While we should get a better idea about Toy Story wait times over the next two weeks, it looks like increasing the capacity has brought 80- and 90-minute waits down to 50 to 70. The website will continue to monitor the situation.
While Magic Kingdom’s additions aren’t nearly as exciting as Animal Kingdom or Epcot, the Park may end up benefiting the most as all of those people visiting Animal Kingdom at 9pm aren’t watching the Main Street Electrical Parade and waiting for Wishes at Magic Kingdom. Epcot’s attendance had dipped double digits compared to last year during the first four months of this year, but the Park should rebound and pick up considerably this summer with the new additions.
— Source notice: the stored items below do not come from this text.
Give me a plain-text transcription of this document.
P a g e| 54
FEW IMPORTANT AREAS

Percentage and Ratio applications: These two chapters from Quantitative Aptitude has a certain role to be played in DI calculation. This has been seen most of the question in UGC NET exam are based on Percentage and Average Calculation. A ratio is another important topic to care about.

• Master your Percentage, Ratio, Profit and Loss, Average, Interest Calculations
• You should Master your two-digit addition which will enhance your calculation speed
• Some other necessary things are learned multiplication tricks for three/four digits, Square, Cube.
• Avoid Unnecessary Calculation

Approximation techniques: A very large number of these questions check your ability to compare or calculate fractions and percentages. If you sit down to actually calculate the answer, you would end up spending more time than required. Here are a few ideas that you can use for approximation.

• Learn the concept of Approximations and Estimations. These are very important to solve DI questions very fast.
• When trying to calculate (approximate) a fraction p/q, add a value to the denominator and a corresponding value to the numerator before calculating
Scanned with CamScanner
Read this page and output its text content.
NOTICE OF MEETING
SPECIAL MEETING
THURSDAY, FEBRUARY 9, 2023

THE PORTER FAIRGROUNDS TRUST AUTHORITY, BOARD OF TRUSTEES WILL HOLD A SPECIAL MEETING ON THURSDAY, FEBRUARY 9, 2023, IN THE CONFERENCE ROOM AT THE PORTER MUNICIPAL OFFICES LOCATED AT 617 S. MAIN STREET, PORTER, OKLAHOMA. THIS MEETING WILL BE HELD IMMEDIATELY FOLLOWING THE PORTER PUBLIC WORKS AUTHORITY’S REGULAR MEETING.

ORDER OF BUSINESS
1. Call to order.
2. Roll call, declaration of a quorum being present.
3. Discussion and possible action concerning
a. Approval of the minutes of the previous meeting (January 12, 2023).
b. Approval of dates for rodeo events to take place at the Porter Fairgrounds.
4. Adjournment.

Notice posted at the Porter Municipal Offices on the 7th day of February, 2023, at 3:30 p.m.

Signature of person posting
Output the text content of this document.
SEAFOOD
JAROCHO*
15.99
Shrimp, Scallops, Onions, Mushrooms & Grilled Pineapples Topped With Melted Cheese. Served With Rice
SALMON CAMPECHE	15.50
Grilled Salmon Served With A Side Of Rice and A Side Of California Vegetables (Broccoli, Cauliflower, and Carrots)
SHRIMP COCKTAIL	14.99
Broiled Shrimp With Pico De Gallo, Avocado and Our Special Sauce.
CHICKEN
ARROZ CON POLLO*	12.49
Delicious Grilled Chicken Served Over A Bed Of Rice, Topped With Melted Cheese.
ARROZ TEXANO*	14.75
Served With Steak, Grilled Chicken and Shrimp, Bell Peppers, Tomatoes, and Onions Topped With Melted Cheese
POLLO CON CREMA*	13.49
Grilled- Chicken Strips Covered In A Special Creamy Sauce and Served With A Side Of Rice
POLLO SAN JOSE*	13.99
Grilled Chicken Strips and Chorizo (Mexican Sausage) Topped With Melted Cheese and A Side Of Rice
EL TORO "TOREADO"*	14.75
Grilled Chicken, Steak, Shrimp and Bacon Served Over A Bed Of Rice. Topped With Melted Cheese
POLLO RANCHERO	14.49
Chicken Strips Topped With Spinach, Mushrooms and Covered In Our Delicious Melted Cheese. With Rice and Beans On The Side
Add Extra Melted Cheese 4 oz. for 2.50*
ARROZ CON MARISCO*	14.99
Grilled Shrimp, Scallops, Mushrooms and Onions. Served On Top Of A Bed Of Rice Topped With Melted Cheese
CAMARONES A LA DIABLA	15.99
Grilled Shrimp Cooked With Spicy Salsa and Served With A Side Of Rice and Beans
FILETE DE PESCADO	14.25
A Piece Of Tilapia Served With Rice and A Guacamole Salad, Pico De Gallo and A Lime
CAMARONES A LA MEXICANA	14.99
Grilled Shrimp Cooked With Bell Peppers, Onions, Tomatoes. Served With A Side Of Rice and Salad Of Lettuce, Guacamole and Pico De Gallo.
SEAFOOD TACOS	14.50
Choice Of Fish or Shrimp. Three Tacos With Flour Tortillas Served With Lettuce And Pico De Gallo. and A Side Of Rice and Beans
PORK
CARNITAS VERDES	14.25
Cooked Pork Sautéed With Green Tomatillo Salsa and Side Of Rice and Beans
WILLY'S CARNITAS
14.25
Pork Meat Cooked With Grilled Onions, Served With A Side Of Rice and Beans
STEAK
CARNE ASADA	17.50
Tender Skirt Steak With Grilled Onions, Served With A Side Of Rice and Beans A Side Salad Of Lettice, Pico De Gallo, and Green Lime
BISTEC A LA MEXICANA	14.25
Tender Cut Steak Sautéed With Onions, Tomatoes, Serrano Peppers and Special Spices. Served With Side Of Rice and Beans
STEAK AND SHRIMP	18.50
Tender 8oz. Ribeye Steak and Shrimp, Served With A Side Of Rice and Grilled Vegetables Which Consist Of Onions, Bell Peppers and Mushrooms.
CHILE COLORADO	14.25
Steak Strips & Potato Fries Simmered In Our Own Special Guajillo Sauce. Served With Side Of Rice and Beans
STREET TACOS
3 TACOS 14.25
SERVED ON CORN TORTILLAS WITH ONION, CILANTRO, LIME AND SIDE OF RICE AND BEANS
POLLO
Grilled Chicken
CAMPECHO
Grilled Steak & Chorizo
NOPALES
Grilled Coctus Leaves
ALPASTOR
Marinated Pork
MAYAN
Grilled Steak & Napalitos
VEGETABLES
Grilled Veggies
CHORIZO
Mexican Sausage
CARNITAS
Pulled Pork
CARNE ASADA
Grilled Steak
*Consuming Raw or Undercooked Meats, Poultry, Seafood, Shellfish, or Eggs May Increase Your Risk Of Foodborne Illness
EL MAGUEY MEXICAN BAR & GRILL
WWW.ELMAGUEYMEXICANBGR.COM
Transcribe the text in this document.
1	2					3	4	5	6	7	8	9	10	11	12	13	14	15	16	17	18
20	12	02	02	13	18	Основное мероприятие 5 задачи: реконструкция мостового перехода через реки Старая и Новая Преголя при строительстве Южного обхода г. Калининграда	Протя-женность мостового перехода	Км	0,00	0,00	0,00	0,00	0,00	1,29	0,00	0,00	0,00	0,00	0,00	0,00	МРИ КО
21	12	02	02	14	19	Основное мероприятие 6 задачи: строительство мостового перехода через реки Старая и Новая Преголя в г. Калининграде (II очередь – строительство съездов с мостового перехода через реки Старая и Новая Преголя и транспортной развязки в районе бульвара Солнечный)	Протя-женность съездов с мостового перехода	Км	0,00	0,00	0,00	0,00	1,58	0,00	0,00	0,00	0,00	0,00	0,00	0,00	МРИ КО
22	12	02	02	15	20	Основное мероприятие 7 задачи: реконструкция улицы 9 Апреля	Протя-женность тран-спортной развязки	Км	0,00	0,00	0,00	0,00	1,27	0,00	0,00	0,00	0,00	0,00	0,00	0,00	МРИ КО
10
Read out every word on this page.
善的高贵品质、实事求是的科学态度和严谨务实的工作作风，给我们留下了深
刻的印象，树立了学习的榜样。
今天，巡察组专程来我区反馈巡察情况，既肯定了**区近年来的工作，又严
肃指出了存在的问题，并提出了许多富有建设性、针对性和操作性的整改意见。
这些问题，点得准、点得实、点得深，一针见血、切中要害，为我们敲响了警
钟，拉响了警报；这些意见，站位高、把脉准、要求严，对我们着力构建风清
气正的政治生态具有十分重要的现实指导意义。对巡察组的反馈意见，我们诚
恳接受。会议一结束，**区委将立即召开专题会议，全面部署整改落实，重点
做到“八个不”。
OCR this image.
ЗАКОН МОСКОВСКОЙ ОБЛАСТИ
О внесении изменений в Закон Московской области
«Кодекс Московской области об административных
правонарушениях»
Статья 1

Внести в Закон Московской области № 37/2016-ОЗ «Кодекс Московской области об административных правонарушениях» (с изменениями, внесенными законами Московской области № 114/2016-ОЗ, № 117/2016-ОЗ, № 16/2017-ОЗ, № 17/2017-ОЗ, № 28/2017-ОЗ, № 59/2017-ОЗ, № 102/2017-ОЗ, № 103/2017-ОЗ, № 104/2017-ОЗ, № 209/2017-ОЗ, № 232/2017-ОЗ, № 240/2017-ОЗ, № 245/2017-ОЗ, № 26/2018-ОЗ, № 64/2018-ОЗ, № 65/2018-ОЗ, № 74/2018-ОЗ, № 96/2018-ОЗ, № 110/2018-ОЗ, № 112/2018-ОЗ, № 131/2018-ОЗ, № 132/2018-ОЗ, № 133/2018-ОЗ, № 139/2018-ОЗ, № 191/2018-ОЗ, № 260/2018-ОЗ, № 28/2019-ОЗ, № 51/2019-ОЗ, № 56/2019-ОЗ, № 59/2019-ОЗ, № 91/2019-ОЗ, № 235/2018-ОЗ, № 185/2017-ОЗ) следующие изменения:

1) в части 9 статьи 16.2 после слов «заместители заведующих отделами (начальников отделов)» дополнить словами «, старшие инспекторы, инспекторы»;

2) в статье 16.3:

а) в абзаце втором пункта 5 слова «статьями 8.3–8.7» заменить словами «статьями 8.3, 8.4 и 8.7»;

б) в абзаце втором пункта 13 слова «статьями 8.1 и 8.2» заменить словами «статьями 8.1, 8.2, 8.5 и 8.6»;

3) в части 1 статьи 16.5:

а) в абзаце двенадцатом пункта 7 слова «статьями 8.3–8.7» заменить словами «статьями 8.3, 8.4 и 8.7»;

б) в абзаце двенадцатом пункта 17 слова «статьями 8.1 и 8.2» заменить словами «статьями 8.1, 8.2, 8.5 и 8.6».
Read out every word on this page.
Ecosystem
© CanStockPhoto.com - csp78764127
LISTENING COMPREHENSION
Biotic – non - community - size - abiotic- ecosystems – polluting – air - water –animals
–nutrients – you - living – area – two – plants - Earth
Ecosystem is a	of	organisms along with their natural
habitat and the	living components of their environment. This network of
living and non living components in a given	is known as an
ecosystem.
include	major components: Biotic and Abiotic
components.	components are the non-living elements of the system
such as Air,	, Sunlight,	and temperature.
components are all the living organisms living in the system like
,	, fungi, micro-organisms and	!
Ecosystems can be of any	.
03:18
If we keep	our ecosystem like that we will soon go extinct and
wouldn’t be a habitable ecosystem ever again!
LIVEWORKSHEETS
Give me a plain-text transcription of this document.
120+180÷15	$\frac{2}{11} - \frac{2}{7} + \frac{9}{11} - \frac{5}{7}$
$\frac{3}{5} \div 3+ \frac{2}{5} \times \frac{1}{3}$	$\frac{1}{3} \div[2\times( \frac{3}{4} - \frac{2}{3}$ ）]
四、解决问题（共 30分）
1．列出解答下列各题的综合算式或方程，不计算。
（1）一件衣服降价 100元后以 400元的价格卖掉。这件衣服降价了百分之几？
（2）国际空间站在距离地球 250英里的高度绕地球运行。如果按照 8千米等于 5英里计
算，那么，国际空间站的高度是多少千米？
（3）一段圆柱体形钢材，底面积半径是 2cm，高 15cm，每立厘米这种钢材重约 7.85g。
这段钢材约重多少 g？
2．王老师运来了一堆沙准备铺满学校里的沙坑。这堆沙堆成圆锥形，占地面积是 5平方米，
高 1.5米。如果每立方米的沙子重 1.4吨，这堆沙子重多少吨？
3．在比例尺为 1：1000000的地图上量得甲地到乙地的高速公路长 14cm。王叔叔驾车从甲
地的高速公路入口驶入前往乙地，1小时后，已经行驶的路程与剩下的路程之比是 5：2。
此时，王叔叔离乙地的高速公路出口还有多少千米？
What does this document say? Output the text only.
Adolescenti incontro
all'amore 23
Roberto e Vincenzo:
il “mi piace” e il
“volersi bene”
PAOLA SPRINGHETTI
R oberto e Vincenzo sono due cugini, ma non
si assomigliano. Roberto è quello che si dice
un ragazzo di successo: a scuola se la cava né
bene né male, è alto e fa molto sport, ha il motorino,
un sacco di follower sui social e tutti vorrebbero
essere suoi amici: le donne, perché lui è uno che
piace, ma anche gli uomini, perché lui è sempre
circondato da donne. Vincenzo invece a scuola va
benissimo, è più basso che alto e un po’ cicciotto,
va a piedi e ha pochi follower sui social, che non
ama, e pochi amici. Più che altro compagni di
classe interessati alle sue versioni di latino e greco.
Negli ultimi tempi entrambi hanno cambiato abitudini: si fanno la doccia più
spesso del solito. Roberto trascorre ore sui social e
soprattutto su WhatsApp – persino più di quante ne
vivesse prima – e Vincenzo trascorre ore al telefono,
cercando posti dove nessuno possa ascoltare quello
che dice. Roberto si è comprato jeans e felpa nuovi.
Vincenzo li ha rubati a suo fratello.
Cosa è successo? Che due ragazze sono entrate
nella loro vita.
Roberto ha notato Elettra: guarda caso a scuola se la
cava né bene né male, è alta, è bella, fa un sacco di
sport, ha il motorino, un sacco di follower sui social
Since I’ve covered Magic Kingdom trends in depth over the last week or so, I won’t go into a tremendous amount of depth here as the many numbers speak for themselves. But these wait times are more than reasonable for a major holiday weekend heading into summer. Jungle Book certainly pulled away thousands and thousands of people.
It’s just about the same story on Sunday with an overall average wait within one minute of Saturday. Mine Train has now been open for more than two years but still sees the longest average wait most days.
And a drop in waits on Monday with evening rain closing outdoor attractions from 9:30pm – 11:45pm.
We should have a better idea about how wait times will progress over the summer from the first week in June. Will update when those numbers come in.